Recipe: Lasagna with Orange Basil Tomato Sauce and Ricotta
As queen of the Italian food snoots, I know it will come as a shock to many of you that I have even considered using ready-made no-boil pasta sheets for my lasagna, but I’m telling you right now, this Barilla product is unbelievably good. I hate to admit it, but it cooks up almost as delicate as homemade, but with none of the misery of slopping around with boiling pasta, fishing it out, piece by piece, from the burning water, and then figuring out what to do with all the slippery pasta sheets while you put your lasagna together. I’ve always got the things draped all over the kitchen, half stuck together, some glued to kitchen towels, some sliding off my minimal counter space for the cats to skate on.
These Barilla sheets are especially wonderful to have on hand around Christmas and New Year’s, if you’ve got a ton of people coming over and would love to cook up a few lasagnas but have never had the stamina to see the project through. Trust me, the things are good. The only drawback is that they are rigid, so you can’t drape them into, say, an oval dish the way you might fresh pasta, but that’s a minor issue compared with the convenience they offer. And, as I said, they’re barely a compromise, except possibly of your pride. Get over it. The taste and texture of this Barilla product is very, very good.
Here’s a recipe that’s a variation on the classic meatless Southern Italian tomato and ricotta lasagna. I’ve glammed it up with orange zest, orange flower water, and a lot of basil. It’s quite light, since I’ve omitted the usual addition of mozzarella. So go ahead, make lasagna this holiday season. It’ll take you no time. You don’t have to tell anyone you relied on Barilla.

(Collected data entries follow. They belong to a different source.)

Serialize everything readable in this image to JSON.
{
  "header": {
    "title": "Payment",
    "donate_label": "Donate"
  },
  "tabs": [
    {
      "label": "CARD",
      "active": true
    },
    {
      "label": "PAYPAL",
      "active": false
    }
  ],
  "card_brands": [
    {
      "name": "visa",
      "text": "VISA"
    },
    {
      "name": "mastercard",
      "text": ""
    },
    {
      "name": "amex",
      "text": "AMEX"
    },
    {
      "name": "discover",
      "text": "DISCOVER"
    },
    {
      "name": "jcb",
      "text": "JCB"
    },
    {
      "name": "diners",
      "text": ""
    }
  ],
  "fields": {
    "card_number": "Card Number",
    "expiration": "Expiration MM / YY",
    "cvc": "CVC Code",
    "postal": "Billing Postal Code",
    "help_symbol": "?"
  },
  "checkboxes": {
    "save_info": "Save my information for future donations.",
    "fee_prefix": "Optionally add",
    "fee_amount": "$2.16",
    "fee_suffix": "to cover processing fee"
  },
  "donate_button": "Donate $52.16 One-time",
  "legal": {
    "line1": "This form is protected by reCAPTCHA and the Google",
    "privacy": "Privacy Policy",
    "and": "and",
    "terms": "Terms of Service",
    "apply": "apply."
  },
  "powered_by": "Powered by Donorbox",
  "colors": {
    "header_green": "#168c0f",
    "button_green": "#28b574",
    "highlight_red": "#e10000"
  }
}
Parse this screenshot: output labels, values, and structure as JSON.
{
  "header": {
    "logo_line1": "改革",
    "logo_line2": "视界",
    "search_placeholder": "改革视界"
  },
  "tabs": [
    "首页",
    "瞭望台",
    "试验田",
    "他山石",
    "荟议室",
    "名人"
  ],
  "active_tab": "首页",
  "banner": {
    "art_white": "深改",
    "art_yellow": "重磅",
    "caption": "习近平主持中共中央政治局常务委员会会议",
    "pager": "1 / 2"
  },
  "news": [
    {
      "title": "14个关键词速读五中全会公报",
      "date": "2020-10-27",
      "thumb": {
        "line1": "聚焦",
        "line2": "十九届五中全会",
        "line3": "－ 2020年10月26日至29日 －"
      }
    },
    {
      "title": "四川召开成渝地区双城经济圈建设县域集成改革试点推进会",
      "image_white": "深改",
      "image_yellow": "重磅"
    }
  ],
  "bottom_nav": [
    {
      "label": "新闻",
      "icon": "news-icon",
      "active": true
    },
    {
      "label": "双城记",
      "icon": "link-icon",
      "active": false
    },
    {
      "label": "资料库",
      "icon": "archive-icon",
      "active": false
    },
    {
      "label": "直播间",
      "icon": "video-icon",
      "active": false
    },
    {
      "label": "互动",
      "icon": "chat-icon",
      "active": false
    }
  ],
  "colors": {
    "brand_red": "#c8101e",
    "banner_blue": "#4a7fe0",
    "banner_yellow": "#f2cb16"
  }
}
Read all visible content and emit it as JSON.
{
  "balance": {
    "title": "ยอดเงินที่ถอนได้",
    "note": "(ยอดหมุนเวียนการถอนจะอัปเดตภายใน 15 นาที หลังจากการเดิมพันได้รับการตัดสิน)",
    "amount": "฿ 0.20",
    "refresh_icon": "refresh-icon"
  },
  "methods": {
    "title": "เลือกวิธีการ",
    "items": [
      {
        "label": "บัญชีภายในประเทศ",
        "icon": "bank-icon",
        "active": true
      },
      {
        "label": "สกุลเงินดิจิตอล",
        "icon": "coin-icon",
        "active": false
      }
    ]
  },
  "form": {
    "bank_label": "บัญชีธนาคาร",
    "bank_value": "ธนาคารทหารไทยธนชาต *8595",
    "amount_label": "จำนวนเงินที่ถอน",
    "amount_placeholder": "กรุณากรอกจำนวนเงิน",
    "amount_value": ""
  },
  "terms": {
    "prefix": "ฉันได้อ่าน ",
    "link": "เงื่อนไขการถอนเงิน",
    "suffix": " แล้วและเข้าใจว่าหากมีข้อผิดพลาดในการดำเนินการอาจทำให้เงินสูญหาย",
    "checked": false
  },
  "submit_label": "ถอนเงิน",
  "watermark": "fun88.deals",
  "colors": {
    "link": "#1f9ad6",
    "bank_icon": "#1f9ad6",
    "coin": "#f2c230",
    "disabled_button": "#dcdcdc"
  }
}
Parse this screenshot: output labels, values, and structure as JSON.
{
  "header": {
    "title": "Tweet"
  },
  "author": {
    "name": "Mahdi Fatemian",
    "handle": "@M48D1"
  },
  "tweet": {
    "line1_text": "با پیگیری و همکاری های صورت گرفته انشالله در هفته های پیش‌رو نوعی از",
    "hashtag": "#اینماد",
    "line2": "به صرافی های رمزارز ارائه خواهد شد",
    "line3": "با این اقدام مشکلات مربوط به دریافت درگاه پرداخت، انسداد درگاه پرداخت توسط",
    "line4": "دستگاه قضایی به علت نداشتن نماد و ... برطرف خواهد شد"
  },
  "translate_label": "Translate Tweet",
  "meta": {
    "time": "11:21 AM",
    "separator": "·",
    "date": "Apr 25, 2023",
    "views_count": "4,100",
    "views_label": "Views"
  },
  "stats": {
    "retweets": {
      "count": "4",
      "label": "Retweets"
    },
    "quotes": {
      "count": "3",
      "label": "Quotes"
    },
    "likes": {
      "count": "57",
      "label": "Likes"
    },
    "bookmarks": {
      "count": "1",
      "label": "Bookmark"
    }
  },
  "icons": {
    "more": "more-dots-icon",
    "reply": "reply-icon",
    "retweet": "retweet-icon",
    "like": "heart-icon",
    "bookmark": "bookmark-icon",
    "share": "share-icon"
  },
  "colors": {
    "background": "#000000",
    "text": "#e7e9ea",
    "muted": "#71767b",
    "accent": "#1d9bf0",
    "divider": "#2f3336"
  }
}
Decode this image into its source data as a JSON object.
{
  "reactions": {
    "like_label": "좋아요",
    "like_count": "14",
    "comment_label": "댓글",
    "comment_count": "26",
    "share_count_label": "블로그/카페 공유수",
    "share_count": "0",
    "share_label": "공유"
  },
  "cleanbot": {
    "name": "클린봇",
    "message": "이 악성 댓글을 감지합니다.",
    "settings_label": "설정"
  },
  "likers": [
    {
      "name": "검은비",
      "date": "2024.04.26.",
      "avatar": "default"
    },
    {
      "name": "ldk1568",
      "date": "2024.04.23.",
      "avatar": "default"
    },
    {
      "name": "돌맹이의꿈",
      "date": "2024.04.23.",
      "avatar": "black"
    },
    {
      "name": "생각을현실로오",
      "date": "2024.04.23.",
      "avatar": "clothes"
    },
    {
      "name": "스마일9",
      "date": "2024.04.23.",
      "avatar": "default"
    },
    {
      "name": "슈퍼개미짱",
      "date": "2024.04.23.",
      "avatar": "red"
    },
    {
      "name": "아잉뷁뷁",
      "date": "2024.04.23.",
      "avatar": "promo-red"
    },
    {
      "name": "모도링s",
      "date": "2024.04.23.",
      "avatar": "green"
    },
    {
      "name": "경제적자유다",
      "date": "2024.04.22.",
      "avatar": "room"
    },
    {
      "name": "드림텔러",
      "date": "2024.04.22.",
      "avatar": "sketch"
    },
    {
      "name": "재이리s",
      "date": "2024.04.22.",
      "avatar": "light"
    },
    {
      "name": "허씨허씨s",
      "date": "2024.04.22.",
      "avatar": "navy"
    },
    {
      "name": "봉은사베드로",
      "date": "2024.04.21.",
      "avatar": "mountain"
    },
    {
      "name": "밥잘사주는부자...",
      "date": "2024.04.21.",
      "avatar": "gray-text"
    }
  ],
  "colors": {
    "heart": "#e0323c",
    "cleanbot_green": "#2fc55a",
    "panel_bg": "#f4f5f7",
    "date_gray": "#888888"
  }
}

Lasagna with Orange Basil Tomato Sauce and Ricotta
(Serves 6 as a main course)
For the sauce:
Extra-virgin olive oil
2 tablespoons unsalted butter
2 shallots, minced
1 carrot, cut into small dice
2 garlic cloves, thinly sliced
5 thyme sprigs, the leaves chopped
A splash of orange liqueur, such as Grand Marnier
1 28-ounce can and 1 15-ounce can Italian plum tomatoes, well chopped, with the juice
Freshly ground black pepper
The grated zest from 1 large orange
For the ricotta:
4 cups whole milk ricotta
The grated zest from 2 large oranges
½ teaspoon orange flower water
Freshly ground black pepper
½ teaspoon ground allspice
½ cup grated grana Padano cheese
1½ boxes Barilla no-boil lasagna sheets
A large handful of basil leaves, lightly chopped
1 cup grated grana Padano cheese
To make the sauce: Set up a large sauté pot over medium flame. Add 2 tablespoons of olive oil and the butter, and let it get hot. Add the shallots and carrot, and let the vegetables soften, about 4 minutes or so. Add the garlic and the thyme, and sauté a minute longer, just to release their fragrances. Add the orange liqueur, and let it boil away. Add the tomatoes, season with salt, black pepper, and the orange zest, turn the heat up a bit, and cook at a lively bubble for 10 minutes. Turn off the heat, and let the sauce sit (it will thicken up a bit). Taste for seasoning, adding more salt or pepper if needed.
In a medium bowl, mix together all the ingredients for the ricotta.
Preheat the oven to 400 degrees.
In an approximately 8-by-12-inch baking dish, ladle on a layer of tomato sauce. Then put down a layer of the pasta sheets. Make a layer of the ricotta, smoothing it out the best you can. Scatter on some basil and a generous sprinkling of grana Padano. Add a little salt and black pepper. Next put down another layer of pasta sheets. Ladle on more tomato sauce. Make another layer of pasta and then another of ricotta, finishing it up. Scatter on the rest of the basil and a sprinkling of grana Padano. Add a bit more salt and black pepper. Add another layer of pasta sheets, and ladle on the remaining tomato sauce. Top with the remaining grana Padano, and give the top a drizzle of fresh olive oil and a grinding of fresh pepper.
Bake, uncovered, until the lasagna is bubbly and the top has browned, about ½ hour. Let rest 15 minutes before serving.